I have the suspicion that this is happening to one of our Ubuntu virtual machines on a Cloud provider I'm not looking to publicly shame.
Every night it's unavailable to external monitoring services. The machine itself looks healthy in terms of load, traffic, etc. The provider suggests the network is fine though.
I would like to be able to (dis)prove VM freezes are causing these pagers.
One idea I had was to write the date to a log every second, and after an short moment of unavailability see if we skipped a 'beat'.
However that seems flawed because what if the VM maintains its own clock and allows a drift from the Host's hardware.
If our internal clock freezes along with the VM, we'd still have a nice sequence of seconds in that log file, and a clock that's now behind on the real time.
Is there a better way / tool I can use to determine that there are machine freezes?
I would guess real time and our time would be a tell, then again, there are other causes for drifting clocks.
I think you're on the right track in with writing the time to a log file every second, but for the reasons you pointed out that may not be reliable.

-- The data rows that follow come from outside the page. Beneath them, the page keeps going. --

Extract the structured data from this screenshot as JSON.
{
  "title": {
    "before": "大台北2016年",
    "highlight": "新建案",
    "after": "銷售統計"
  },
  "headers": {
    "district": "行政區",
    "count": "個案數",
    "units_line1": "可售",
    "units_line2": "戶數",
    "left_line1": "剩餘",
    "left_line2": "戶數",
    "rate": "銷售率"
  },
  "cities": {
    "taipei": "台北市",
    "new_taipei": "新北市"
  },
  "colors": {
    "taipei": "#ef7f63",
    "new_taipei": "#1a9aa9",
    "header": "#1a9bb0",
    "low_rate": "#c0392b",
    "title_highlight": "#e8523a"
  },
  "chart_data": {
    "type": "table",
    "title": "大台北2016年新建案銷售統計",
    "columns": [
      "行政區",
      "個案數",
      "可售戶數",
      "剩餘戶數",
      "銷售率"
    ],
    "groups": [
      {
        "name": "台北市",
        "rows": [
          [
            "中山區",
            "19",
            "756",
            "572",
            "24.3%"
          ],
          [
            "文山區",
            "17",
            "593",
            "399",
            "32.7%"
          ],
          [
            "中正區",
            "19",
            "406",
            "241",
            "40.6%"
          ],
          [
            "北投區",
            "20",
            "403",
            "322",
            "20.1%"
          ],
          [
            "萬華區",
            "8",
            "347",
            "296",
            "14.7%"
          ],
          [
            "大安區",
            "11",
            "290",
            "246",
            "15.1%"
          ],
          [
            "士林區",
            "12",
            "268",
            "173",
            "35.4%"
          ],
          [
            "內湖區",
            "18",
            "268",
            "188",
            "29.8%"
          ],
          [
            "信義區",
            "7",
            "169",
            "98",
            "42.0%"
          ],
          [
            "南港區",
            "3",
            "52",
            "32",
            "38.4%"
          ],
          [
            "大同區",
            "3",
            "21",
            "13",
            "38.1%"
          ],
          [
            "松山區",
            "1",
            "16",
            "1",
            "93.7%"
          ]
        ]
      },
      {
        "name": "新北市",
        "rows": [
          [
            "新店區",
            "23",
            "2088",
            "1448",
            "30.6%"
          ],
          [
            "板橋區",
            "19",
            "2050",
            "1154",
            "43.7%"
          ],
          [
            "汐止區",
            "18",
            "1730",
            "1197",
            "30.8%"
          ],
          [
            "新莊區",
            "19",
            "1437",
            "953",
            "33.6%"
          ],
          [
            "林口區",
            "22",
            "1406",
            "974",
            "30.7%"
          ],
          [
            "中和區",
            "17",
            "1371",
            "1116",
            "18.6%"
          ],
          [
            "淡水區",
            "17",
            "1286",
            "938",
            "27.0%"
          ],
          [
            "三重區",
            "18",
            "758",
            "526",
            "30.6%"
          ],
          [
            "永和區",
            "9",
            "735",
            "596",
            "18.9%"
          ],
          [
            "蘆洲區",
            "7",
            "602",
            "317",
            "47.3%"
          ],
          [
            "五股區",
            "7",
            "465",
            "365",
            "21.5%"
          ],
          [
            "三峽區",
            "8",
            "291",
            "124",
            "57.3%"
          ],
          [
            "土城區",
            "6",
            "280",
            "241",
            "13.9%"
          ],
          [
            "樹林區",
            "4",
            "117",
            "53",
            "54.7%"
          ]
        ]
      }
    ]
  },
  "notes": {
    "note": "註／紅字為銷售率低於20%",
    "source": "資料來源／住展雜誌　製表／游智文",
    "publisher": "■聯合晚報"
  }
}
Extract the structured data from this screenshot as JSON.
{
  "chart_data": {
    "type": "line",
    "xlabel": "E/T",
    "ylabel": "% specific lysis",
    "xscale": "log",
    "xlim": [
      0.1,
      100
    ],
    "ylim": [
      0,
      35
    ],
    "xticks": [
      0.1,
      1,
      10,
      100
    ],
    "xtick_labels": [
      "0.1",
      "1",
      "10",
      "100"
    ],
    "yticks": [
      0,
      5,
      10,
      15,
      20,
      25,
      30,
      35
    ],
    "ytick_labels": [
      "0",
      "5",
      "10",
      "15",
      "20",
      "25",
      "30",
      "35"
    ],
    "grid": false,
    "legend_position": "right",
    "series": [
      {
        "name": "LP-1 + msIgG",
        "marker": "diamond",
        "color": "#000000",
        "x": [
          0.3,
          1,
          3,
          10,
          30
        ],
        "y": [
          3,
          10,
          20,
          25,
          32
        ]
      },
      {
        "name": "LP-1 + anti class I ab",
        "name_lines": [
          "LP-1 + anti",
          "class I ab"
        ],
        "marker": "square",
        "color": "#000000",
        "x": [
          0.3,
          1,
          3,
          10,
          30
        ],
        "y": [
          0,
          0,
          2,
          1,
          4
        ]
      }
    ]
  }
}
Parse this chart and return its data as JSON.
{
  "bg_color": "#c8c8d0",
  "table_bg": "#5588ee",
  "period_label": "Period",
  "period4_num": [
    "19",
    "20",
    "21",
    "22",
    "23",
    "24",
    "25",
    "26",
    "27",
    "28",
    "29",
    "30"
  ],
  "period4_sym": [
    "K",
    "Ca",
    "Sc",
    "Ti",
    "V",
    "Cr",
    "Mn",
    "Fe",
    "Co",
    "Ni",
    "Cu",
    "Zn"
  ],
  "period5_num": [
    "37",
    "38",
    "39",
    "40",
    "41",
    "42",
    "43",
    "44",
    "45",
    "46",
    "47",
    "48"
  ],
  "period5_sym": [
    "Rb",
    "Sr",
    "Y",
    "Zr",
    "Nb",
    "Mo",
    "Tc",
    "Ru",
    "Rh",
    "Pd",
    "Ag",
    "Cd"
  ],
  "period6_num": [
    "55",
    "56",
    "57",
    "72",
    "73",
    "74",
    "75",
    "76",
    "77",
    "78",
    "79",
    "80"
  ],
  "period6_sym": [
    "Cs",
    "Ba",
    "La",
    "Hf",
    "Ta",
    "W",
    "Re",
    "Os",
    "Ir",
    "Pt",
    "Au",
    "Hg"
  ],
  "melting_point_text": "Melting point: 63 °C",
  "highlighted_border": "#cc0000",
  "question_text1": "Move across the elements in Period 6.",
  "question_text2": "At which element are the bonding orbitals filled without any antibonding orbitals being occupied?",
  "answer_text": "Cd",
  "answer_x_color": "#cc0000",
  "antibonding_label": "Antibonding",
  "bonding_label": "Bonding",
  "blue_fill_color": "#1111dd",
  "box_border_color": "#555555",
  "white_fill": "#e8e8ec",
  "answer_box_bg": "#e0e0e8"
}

In addition to writing the time to a local disk, why not have your cron process reach out to a known stable system over the network and have that system log the request to disk? Something as simple as wget could work assuming you're doing an http request to a system and that system is logging the requests. Of course, you'd ideally want to have the target system relatively "close" to the system you suspect of being problematic network-wise, but that could help you get some debugging data at least.
You could use Nagios, an IT solution for monitoring. With this, you could check the CPU load (and a lot of other things), and receive an alert to your mail or by the web console. You have to install the server in you PC and the remote plugin executor in the Virtual Machine.
Here's a pretty cool tutorial: http://www.tecmint.com/how-to-add-linux-host-to-nagios-monitoring-server/
I would ping a VM from an external host. If the VM freezes, its network stack should too and it should show in a sequence of logged pings.